High-grade serous ovarian cancer (HGSOC) is the most lethal gynecological malignancy and may arise in either the fallopian tube epithelium (FTE) or ovarian surface epithelium (OSE). A mutation in p53 is reported in 96% of HGSOC, most frequently at R273 and R248. The goal of this study was to identify specific gene targets in the FTE that are altered by mutant p53, but not in the OSE. Gene analysis revealed that both R273 and R248 mutant p53 reduces CDH6 expression in the oviduct, but CDH6 was not detected in murine OSE cells. p53R273H induced SLUG and FOXM1 while p53R248W did not induce SLUG and only modestly increased FOXM1, which correlated with less migration as compared to p53R273H. An oviduct specific PAX8Cre/+/p53R270H/+ mouse model was created and confirmed that in vivo mutant p53 repressed CDH6 but was not sufficient to stabilize p53 expression alone.
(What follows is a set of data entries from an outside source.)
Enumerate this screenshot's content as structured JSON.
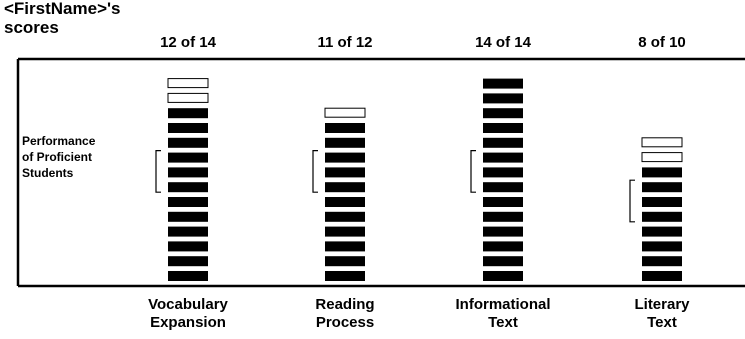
{
  "header": {
    "student_label_line1": "<FirstName>'s",
    "student_label_line2": "scores"
  },
  "proficient_label": [
    "Performance",
    "of Proficient",
    "Students"
  ],
  "colors": {
    "filled": "#000000",
    "empty": "#ffffff",
    "outline": "#000000"
  },
  "chart_data": {
    "type": "bar",
    "categories": [
      {
        "line1": "Vocabulary",
        "line2": "Expansion"
      },
      {
        "line1": "Reading",
        "line2": "Process"
      },
      {
        "line1": "Informational",
        "line2": "Text"
      },
      {
        "line1": "Literary",
        "line2": "Text"
      }
    ],
    "scores": [
      "12 of 14",
      "11 of 12",
      "14 of 14",
      "8 of 10"
    ],
    "series": [
      {
        "earned": [
          12,
          11,
          14,
          8
        ],
        "possible": [
          14,
          12,
          14,
          10
        ]
      }
    ],
    "proficient_range": [
      [
        7,
        9
      ],
      [
        7,
        9
      ],
      [
        7,
        9
      ],
      [
        5,
        7
      ]
    ]
  }
}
Overexpression of mutant p53 in the p53 null OVCAR5 cells decreased CDH6 levels indicating this was a gain-of-function. SLUG knockdown in murine oviductal cells with p53R273H restored CDH6 repression and a ChIP analysis revealed direct binding of mutant p53 on the CDH6 promoter. NSC59984, a small molecule that degrades mutant p53R273H, rescued CDH6 expression. In summary, CDH6 is expressed in the oviduct, but not the ovary, and is repressed by mutant p53. CDH6 expression with further validations may aide in establishing markers that inform upon the cell of origin of high grade serous tumors.

Spontaneous Transformation of Murine Oviductal Epithelial Cells: A Model System to Investigate the Onset of Fallopian-Derived Tumors.
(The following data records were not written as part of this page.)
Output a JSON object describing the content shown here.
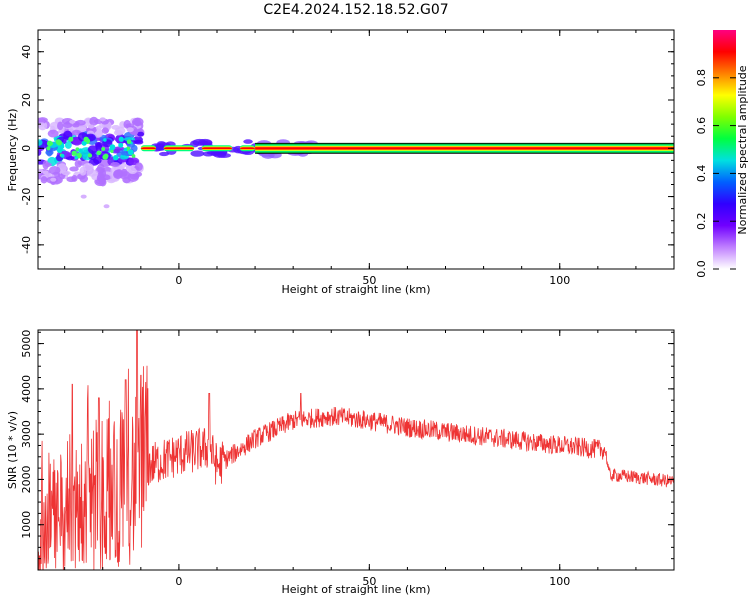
{
  "title": "C2E4.2024.152.18.52.G07",
  "chart_data": [
    {
      "type": "heatmap",
      "xlabel": "Height of straight line (km)",
      "ylabel": "Frequency (Hz)",
      "xlim": [
        -37,
        130
      ],
      "ylim": [
        -50,
        49
      ],
      "xticks": [
        0,
        50,
        100
      ],
      "yticks": [
        -40,
        -20,
        0,
        20,
        40
      ],
      "colorbar": {
        "label": "Normalized spectral amplitude",
        "range": [
          0,
          1
        ],
        "ticks": [
          "0.0",
          "0.2",
          "0.4",
          "0.6",
          "0.8"
        ],
        "colormap": [
          "#ffffff",
          "#c080ff",
          "#7000ff",
          "#3000ff",
          "#0060ff",
          "#00e0e0",
          "#00ff40",
          "#80ff00",
          "#ffff00",
          "#ff8000",
          "#ff0000",
          "#ff0080"
        ]
      },
      "features": {
        "main_line_frequency_hz": 0,
        "strong_band_from_km": 20,
        "noisy_region_km": [
          -37,
          -10
        ],
        "noisy_freq_range_hz": [
          -25,
          14
        ]
      }
    },
    {
      "type": "line",
      "xlabel": "Height of straight line (km)",
      "ylabel": "SNR (10 * v/v)",
      "xlim": [
        -37,
        130
      ],
      "ylim": [
        0,
        5300
      ],
      "xticks": [
        0,
        50,
        100
      ],
      "yticks": [
        1000,
        2000,
        3000,
        4000,
        5000
      ],
      "color": "#ee3333",
      "trend_points": [
        {
          "x": -37,
          "y": 900
        },
        {
          "x": -30,
          "y": 1300
        },
        {
          "x": -20,
          "y": 1700
        },
        {
          "x": -12,
          "y": 2000
        },
        {
          "x": -8,
          "y": 2300
        },
        {
          "x": 0,
          "y": 2550
        },
        {
          "x": 8,
          "y": 2700
        },
        {
          "x": 10,
          "y": 2300
        },
        {
          "x": 20,
          "y": 2900
        },
        {
          "x": 30,
          "y": 3300
        },
        {
          "x": 40,
          "y": 3400
        },
        {
          "x": 50,
          "y": 3300
        },
        {
          "x": 60,
          "y": 3150
        },
        {
          "x": 70,
          "y": 3050
        },
        {
          "x": 80,
          "y": 2950
        },
        {
          "x": 90,
          "y": 2850
        },
        {
          "x": 100,
          "y": 2750
        },
        {
          "x": 112,
          "y": 2650
        },
        {
          "x": 113,
          "y": 2100
        },
        {
          "x": 120,
          "y": 2050
        },
        {
          "x": 130,
          "y": 1950
        }
      ],
      "spikes": [
        {
          "x": -28,
          "y": 4100
        },
        {
          "x": -21,
          "y": 3800
        },
        {
          "x": -14,
          "y": 4200
        },
        {
          "x": -11,
          "y": 5300
        },
        {
          "x": -10,
          "y": 4300
        },
        {
          "x": 8,
          "y": 3900
        },
        {
          "x": 32,
          "y": 3900
        }
      ]
    }
  ]
}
High-grade serous carcinoma (HGSC) is the most lethal ovarian cancer histotype. The fallopian tube secretory epithelial cells (FTSECs) are a proposed progenitor cell type. Genetically altered FTSECs form tumors in mice; however, a spontaneous HGSC model has not been described. Apart from a subpopulation of genetically predisposed women, most women develop ovarian cancer spontaneously, which is associated with aging and lifetime ovulations. A murine oviductal cell line (MOE(LOW)) was developed and continuously passaged in culture to mimic cellular aging (MOE(HIGH)). The MOE(HIGH) cellular model exhibited a loss of acetylated tubulin consistent with an outgrowth of secretory epithelial cells in culture. MOE(HIGH) cells proliferated significantly faster than MOE(LOW), and the MOE(HIGH) cells produced more 2D foci and 3D soft agar colonies as compared to MOE(LOW) MOE(HIGH) were xenografted into athymic female nude mice both in the subcutaneous and the intraperitoneal compartments. Only the subcutaneous grafts formed tumors that were negative for cytokeratin, but positive for oviductal markers, such as oviductal glycoprotein 1 and Pax8. These tumors were considered to be poorly differentiated carcinoma. The differential molecular profiles between MOE(HIGH) and MOE(LOW) were determined using RNA-Seq and confirmed by protein expression to uncover pathways important in transformation, like the p53 pathway, the FOXM1 pathway, WNT signaling, and splicing. MOE(HIGH) had enhanced protein expression of c-myc, Cyclin E, p53, and FOXM1 with reduced expression of p21. MOE(HIGH) were also less sensitive to cisplatin and DMBA, which induce lesions typically repaired by base-excision repair. A model of spontaneous tumorogenesis was generated starting with normal oviductal cells. Their transition to cancer involved alterations in pathways associated with high-grade serous cancer in humans.